What is meant by this tired little phrase is someone who's good at parties. Someone who's funny, who dresses well, who has some sort of career cache, like a job at a famous company or in a cool industry, or he makes a lot of money. He's not famous, but maybe his best friend is that "unidentified friend" in paparazzi photos of celebrities walking around the West Village. He's someone who actually wants to go to the opening of an art exhibition in which a Bushwick performance artist is going to scream once for each minute that Yoko Ono has been alive, and he's someone who's going to bring the artist's Wiccan manager out for drinks afterwards. Someone who reads Hypebeast and has a lot of Instagram followers and has a closet full of jackets from Japan and a guy in Midtown who makes all his shirts by hand.

Or, as the most recent friend who gave me such a spiel told me, her eyes Adderall-wide: "I only want to date someone who is an asshole."

Someone who's not, you know, basic.

He doesn’t know about clothes, but he thought those dopey Levi's 'Go Forth' ads were cool.

Basic men are as American as apple pie from a box, as cunning as a Fox News segment on emerging jean jacket trends, as cold as "Ice Ice Baby," the Basic Man's go-to karaoke dirge.

The Basic Man might forget his girlfriend's birthday. He might show up wearing the wrong thing, he might say something even more wrong to her parents. He might not get her friend's dumb art project and he would rather watch college football than read a blog arguing that zombies were the first Freegans.
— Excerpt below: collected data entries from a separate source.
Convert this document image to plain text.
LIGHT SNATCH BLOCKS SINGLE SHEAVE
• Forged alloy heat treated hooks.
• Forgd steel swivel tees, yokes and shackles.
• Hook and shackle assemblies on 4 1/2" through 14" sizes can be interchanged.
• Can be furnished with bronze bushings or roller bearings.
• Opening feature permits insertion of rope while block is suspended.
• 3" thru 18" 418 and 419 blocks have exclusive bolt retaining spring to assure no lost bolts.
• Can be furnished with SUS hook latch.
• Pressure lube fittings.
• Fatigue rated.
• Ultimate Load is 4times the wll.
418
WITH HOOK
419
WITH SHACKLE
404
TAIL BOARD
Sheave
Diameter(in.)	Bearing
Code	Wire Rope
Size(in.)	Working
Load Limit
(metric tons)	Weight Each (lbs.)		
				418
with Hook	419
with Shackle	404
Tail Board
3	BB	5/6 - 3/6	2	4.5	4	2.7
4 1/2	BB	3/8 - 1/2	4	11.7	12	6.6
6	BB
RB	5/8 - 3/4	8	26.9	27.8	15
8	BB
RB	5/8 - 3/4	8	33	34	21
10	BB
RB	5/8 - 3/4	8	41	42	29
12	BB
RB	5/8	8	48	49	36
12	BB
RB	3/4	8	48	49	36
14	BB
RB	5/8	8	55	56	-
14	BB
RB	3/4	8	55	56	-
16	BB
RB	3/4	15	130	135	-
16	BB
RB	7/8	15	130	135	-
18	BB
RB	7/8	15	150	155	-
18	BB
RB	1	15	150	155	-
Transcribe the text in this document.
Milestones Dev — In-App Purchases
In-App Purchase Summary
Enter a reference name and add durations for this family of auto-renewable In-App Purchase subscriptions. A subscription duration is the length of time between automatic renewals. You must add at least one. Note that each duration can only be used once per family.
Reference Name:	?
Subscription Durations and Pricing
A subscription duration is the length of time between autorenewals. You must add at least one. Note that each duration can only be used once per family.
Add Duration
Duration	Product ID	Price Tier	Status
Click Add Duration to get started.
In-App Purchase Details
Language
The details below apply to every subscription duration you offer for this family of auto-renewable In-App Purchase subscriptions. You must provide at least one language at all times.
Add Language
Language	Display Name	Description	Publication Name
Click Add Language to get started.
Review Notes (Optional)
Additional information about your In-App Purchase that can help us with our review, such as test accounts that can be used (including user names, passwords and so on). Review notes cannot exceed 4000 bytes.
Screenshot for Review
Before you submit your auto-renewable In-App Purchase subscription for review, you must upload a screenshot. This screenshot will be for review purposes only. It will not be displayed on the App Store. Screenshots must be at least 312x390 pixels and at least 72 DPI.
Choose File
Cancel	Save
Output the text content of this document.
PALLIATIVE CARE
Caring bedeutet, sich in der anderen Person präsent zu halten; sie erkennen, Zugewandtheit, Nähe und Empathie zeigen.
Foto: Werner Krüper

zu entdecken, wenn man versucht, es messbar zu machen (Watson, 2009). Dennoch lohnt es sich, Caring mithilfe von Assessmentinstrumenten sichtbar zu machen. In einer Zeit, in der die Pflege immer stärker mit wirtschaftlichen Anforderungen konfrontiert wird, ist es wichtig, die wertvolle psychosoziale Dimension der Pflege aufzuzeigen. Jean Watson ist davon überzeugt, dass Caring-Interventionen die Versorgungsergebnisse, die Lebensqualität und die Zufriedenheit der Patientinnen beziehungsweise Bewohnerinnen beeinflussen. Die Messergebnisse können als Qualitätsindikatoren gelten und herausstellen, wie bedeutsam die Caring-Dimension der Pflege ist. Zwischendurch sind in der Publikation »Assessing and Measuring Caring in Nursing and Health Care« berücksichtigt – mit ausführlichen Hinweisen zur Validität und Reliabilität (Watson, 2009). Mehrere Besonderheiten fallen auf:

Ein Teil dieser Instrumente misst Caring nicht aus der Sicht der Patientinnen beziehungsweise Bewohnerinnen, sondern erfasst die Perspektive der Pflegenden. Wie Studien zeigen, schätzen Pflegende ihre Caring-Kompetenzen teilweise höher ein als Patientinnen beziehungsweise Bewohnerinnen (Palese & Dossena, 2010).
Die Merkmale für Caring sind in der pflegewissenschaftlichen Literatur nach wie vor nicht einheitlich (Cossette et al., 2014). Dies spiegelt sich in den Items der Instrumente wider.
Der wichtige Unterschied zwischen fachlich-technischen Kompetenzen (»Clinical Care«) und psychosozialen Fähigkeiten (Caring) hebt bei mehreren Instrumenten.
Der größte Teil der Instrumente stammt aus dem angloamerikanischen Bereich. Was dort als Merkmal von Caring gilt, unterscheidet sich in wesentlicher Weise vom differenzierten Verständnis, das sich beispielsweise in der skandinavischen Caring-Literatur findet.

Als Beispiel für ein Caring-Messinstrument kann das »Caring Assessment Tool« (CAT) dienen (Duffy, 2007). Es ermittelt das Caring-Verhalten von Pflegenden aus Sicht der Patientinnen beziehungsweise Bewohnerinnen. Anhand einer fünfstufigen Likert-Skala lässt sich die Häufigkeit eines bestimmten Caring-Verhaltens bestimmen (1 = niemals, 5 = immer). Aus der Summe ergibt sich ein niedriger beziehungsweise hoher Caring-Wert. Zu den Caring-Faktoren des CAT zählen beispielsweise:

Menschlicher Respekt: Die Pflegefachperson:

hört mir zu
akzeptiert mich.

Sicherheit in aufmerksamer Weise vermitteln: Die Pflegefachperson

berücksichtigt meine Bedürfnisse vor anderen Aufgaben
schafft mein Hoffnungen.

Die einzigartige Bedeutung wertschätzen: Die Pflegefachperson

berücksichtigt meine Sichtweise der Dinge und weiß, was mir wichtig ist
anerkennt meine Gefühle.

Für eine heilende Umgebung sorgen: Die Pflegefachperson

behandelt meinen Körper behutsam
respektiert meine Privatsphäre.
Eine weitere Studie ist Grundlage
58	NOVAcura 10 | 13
He doesn’t know about clothes, but he thought those dopey Levi's "Go Forth" ads were cool. Chinese food makes him sick. He likes girls that wear Abercrombie & Fitch.

Basic men of note: Mr. Bingley, Ashley Wilkes, Uncle Joey, The Proclaimers, Dave Heads, J.C. Chasez, your girlfriend's best guy friend.

But Lloyd Dobler (of Cameron Crowe’s Say Anything, of course) is perhaps the quintessential modern day Basic Man. Modest and self-conscious, unambitious, a little too romantic and earnest—the kind of person you'd describe as "a really nice guy, I guess."

His ingenue even says it herself: "You’re a great date," she tells him, as their first evening together winds down. "I've never really gone out with someone as basic as you." Later, as she recounts the date to her father, she says, "I blew it. I called him basic. Can you believe I did that?"

Of course, Lloyd Dobler ends up being one of the great leading men in romantic comedy history. In fact, he is a slampiece de resistance for the very type of woman who claims to lust after this elusive "partner in crime." (Even to point out that Lloyd Dobler doesn't dress well makes me feel like an idiot.) And it's not because anything about him changes. He doesn't suddenly find himself filled with direction or get a cool guy makeover to make himself worthy of his love interest. Nah, Lloyd stays as basic as ever.

More to the point, no Basic Man will ever be considered a "partner in crime." Perhaps because we like to see the person we date as a reflection of what we hope to be, rather than what we deserve. And we like to think of ourselves as cool, ambitious, good at parties, hip, Wiccan, whatever. Not self-conscious. Not without direction. Not not famous. Not nice. Not modest, or generous, or romantic.

What was such a drag about being basic, again?